17. It may be the case that the shareholders of a municipally-owned bus operator would have different profit expectations to a multi-national transport provider. It may only need to make enough revenue to operate its services reliably, look after its customers, pay its taxes, reward its employees and invest long-term in its fleet and infrastructure. This appears to be a situation that could benefit bus passengers, drive extra investment in bus services and increase orders with bus industry suppliers - it should be welcomed. Legislating to prevent this from happening risks placing the business requirements of the industry’s big operators over the travelling requirements of bus passengers.

Access to Bus Operators’ Data

18. Nexus welcomes the various requirements for bus operators to provide information to local transport authorities about their operations. These requirements cover:

· fares and real-time operational data on a day-to-day basis;

· revenue and ridership data when a bus service is withdrawn or reduced; and

· full details of operating revenues and costs to support a bus franchising assessment.

19. We would urge the Committee to make an amendment to the Bill such that full information about operating costs, revenues and patronage is also available to the Local Transport Authority when an Enhanced Partnership is being developed, similar to the information provided to the Local Transport Authority when it is assessing a Bus Franchising scheme.

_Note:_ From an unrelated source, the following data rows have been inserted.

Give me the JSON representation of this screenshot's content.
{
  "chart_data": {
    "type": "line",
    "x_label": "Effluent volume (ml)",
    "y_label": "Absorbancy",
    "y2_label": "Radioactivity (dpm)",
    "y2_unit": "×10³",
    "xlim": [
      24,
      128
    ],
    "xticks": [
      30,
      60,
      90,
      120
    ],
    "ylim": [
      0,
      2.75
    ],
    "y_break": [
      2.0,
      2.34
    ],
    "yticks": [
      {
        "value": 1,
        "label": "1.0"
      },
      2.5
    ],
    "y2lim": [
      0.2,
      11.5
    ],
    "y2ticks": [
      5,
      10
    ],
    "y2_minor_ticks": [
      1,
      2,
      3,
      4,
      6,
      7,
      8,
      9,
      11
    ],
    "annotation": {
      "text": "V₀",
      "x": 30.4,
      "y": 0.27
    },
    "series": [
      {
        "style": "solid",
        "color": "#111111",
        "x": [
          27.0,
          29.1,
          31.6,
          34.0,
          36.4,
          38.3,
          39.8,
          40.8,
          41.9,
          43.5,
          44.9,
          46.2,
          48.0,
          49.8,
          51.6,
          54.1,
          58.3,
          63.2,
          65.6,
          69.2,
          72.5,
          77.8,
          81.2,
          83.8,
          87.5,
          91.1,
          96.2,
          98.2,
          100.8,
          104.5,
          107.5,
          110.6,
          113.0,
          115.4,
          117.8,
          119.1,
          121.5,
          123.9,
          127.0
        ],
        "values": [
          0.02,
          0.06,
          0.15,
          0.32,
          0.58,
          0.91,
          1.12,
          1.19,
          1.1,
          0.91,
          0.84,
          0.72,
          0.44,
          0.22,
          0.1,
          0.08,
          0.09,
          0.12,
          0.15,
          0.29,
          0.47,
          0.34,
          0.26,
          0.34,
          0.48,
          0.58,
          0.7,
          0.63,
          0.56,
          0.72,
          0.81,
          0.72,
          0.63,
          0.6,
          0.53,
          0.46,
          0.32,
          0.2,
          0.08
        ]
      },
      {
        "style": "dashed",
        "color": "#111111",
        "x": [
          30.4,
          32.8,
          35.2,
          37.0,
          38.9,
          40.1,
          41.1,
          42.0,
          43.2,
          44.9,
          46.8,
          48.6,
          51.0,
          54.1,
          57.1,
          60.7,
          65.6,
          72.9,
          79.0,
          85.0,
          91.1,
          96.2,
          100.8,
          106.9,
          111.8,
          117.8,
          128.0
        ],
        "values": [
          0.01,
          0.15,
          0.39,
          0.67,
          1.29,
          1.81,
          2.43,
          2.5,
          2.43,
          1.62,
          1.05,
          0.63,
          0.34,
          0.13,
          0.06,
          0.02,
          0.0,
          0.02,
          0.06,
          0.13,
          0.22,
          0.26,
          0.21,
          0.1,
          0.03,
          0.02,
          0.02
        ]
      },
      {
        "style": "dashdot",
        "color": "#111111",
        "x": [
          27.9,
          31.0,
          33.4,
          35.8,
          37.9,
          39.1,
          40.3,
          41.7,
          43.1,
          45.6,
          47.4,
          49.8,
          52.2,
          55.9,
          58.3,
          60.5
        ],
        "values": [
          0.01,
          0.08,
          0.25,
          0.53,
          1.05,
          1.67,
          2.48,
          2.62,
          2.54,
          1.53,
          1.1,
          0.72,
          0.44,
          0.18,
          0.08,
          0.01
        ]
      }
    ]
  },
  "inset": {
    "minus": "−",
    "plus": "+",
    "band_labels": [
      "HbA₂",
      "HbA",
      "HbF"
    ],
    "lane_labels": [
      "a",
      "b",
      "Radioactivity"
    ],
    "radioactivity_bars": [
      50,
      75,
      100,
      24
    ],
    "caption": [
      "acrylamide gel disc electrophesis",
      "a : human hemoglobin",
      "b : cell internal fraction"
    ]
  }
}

20. An Enhanced Partnership is likely to be a major and long-term financial commitment for a Local Transport Authority that it cannot easily or unilaterally withdraw from. Furthermore, an Enhanced Partnership is likely to be a significant change to the economic context for its incumbent operators, whose long term business prospects may be affected by the commitments made. Local Transport Authorities will need assurance regarding long term longevity of their bus operations before committing an Enhanced Partnership.

21. In such circumstances a prudent Local Transport Authority such as Nexus would need a detailed business case assessment to be conducted before it proceeded, which should be based on sound and up-to-date information about bus costs and revenues from all operators. This requirement would include information from those operators who might not support the goals of the Enhanced Partnership and would not volunteer their information freely. At present, the Bill only allows for partial information to be made available when an Enhanced Partnership is being developed, we believe this is a weakness that will deter many Local Transport Authorities from taking the risk of investing in an Enhanced Partnership.


22. There is much to commend the Bus Services Bill, which Nexus warmly welcomes. But we believe the Bill could be improved further if the actions set out in this submission are enacted.

March 2017

[1] The criteria were contained in a DfT policy statement published in October 2016.

[2] We have seen significant cuts to commercial bus services in our major cities of Sunderland and Newcastle during the first three months of 2017, continuing the trend of recent years.

[3] The risk of this occurring may be particularly high when a Local Transport Authority chooses to implement a bus franchising scheme and commercial operators not capable of winning franchise contracts are vacating the area. In these circumstances, the attraction of the area to a new commercial operator may be particularly low, operators that have won franchise contracts will be focussing on their mobilisation and a Local Transport Authority operator may need to step in.